Si on ne goûte pas cette espèce de poésie douce-amère, on ne rentre pas dans leur univers: on se dit qu'en effet ils n'ont rien à dire, que c'est un cinéma "vide", ou "formaliste", et pour cela insatisfaisant, toujours "trop" ou "pas assez".


No Country for old men, un de leurs derniers grands films (après A serious man, pour moi, il n'y a plus rien d'intéressant), ajoute une dimension plus nihiliste qui n'est peut-être pas la plus sympathique chez eux: celle d'une nostalgie réactionnaire qui est dans le roman de Cormac McCarthy. Il est évident que s'ils ont choisi ce livre, c'est parce qu'il leur parle.
Fort proche politiquement de l'univers d'un James Ellroy: la "grande Amérique" n'est plus, les grandes valeurs morales ont disparu et ont laissé la place au chaos criminel et psychotique. La justice est inopérante, et pour se protéger dans ce monde, il faut se détourner du champ social et éthique, devenir son propre justicier, un individualiste forcené: un "libertarien". C'est aussi le thème de la plupart des Eastwood.

Big Lebowski (qui est définitivement pour moi leur chef d'œuvre, et le film le plus drôle du monde. A la première vision, je ne riais pas beaucoup, je trouvais ça fade, mais plus je l'ai vu, plus je découvrais que chaque minute était d'un comique achevé), c'est tout le contraire: il n'y a pas de "nostalgie" d'un ordre moral ou de discours dépressif sur l'état du monde. Ceux qui sont à côté du rêve américain, les losers, ne tiennent pas plus que ça à restaurer la grandeur "humaniste" du "monde ancien", ni à entrer dans la "grande Histoire"- qui d'ailleurs leur échappe complètement, à laquelle ils ne comprennent rien, pas plus que nous comprenons quoi que ce soit aux mobiles dérisoires des protagonistes de ce remake décalé du Grand Sommeil de Howard Hawks.

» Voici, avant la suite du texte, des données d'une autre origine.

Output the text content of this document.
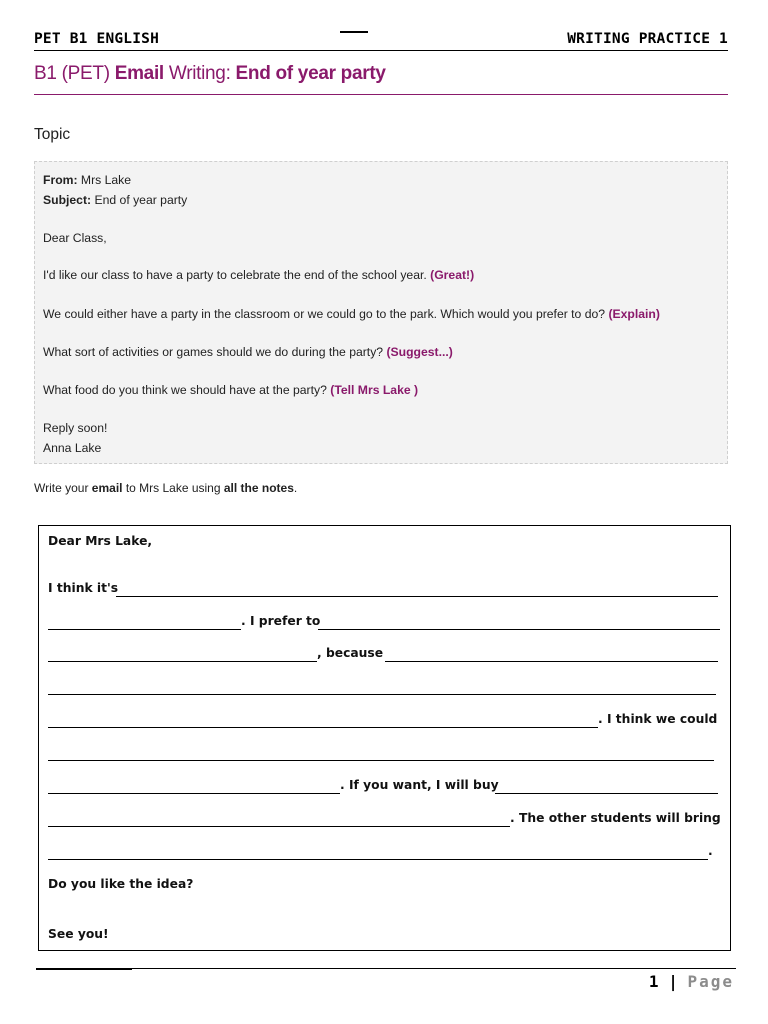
PET B1 ENGLISH	WRITING PRACTICE 1
B1 (PET) Email Writing: End of year party
Topic
From: Mrs Lake
Subject: End of year party
Dear Class,
I'd like our class to have a party to celebrate the end of the school year. (Great!)
We could either have a party in the classroom or we could go to the park. Which would you prefer to do? (Explain)
What sort of activities or games should we do during the party? (Suggest...)
What food do you think we should have at the party? (Tell Mrs Lake )
Reply soon!
Anna Lake
Write your email to Mrs Lake using all the notes.
Dear Mrs Lake,
I think it's
. I prefer to
, because
. I think we could
. If you want, I will buy
. The other students will bring
.
Do you like the idea?
See you!
1 | Page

Entre le groupe AutoBahn, succédané du techno-rock européen du début des années 80 ("nous ne croyons en rien, nous sommes des nihilistes"... au point de postuler que le plus grand cauchemar qu'on puisse infliger à un homme, c'est de lui balancer un furet dans sa baignoire. - "Des Nazis", demande Donny? "Non, des nihilistes, répond Walter, tu sais, Dude, on pensera ce qu'on veut des Nazis, mais ces gens là au moins défendaient des valeurs"), le Grand homme Lebowski, un paraplégique qui a réussi... mais quoi, au juste? "Qu'est ce qui fait un homme?" se demande-t-il en prenant la pose devant son feu de cheminée, le voisin grassouillet timide qui prépare sa chorégraphie sur "les cents tableaux d'une exposition" de Moussorgski, le dude Lebowski dont le souci principal est qu'on a pissé sur sa fuckin'carpette qui "harmonisait la pièce", le petit garçon obèse qui entube les "honnêtes gens" pour se payer selon Walter une Ferrari... qui appartient au voisin d'en face qui l'a achetée à crédit, la guerre en Irak qui gronde, Walter qui tourne en boucle dans son trauma du Vietnam et qui dit à l'auteur de marvel comics dans son poumon d'acier: "je suis votre plus fervent admirateur", Donny qui confond Lénine et Lennon et qui finit dans un récipient low-cost: ce ne sont pas des "hommes sérieux". Ils sont tous définitivement à côté de la plaque, et tant mieux. "Retournons au bowling", c'est ce qu'on a de mieux à faire. Ce n'est pas du tout un film appartenant au genre de la "coolitude", à propos de glandeurs et de fumeurs de joints, comme je l'ai lu ici ou là. C'est un film sur ceux qui sont et resteront à côté de l'Histoire et du grand Humanisme (à raconter, à écrire, à transmettre). C'est Barton Fink en symétrie inversée.

"Nous sommes arrivés aux portes de la Ville. De la ville-qui-compte. Mais ce n'est pas nous qui entrerons. Ce sont de jeunes m'as-tu-vu, tout verts, tout fiers, qui entreront. Mais nous, nous n'entrerons pas. Nous n'irons pas plus loin. Stop! Pas plus loin. Entrer, chanter, triompher, non non, ce n'est pas pour nous".